Landscape of Tabatum as seen in the Old Babylonian Letters from Tell Taban
Shigeo Yamada (University of Tsukuba)

Japanese excavations of Tell Taban undertaken in 2005–2006 uncovered 26 Old Babylonian cuneiform tablets and inscribed envelopes. The study of these documents has revealed that after the death of Hammurabi of Babylon, the city of Tabatum (Tell Taban) was placed under the control of the king Iṣi-Sumuabi who ruled the middle Euphrates and Habur areas from Terqa (Tell Ashara). It has also become known that a person called Yasim-Mahar was nominated by the king to be a “mayor” (sugāgum) representing the local society of Tabatum. Furthermore, the documents demonstrate the cultural affinities of Tabatum with Terqa, the princepal city of its suzerain state, implying some of them were the common cultural heritage of the Amorite kingdom of Mari.
This paper deals with three letters sent from the king Iṣi-Sumuabi to Yasim-Mahar to consider the landscape of Tabatum from topographical and political-social viewpoints. It discusses the topography of Tabatum, focusing on the word salahum that appears in the letters as an important element of urban organization of Tabatum, and argues that the salahum meanes the flock, rather than a topographical concept. Then, I will consider the political-social landscape in and around Tabatum, while paying attention to the reference to the Sim’alite tribe in one of the letters and discussing the tribal connection between the residents of Tabatum and the royal family of Terqa, as well as the former Amorite kingdom of Mari.

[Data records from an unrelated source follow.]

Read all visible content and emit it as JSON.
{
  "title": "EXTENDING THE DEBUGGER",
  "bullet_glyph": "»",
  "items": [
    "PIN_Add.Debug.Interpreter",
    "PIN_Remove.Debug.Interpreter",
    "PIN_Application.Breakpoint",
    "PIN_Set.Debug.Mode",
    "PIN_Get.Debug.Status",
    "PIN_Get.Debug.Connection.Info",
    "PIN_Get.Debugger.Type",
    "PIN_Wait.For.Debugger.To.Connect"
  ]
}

Die Osttigrisregion in altbabylonischer Zeit
Nele Ziegler (Centre National de la Recherche Scientifique)

Die Regionen östlich des Tigris bis weit in die Täler des Zagros sind in der schriftlichen Dokumentation des 2. Jahrtausends gut bezeugt. Der Vortrag soll erste Resultate des deutsch-französischen ANR-DFG Forschungsprojekts (HIGEOMES/TEXTELSEM) zur historischen Geographie vorstellen.

A Christian Landscape of Adiabene
Karel Nováček (Palacký University Olomouc)

Since the synode at Ctesiphon (410 AD), Christians in Sasanian Empire started to develop their territorial organization and to build numerous new structures purposed for practicing of religion, now formally recognized. This making of Christian landscape in North Mesopotamia got another impetus by expansion of monastic movement iniciated by Abraham of Kashkar in the 550s. The cenobitic reform of the ‚Nestorian‘ monasteries paved the way for their important socio-economic role which characterized monasteries until the middle Islamic period. With use of the most recent data collected by ongoing large survey projects in Iraqi Kurdistan, the paper will present mostly archaeological view on settlement structure and built environment of the region of Adiabene (Hdayab) during the late Sasanian and early Islamic periods. Particular attention will be paid to monastic settlements and their hypothetical transformation from dayrā (semi-eremitic settlements) to ʿumrā (walled monastic houses).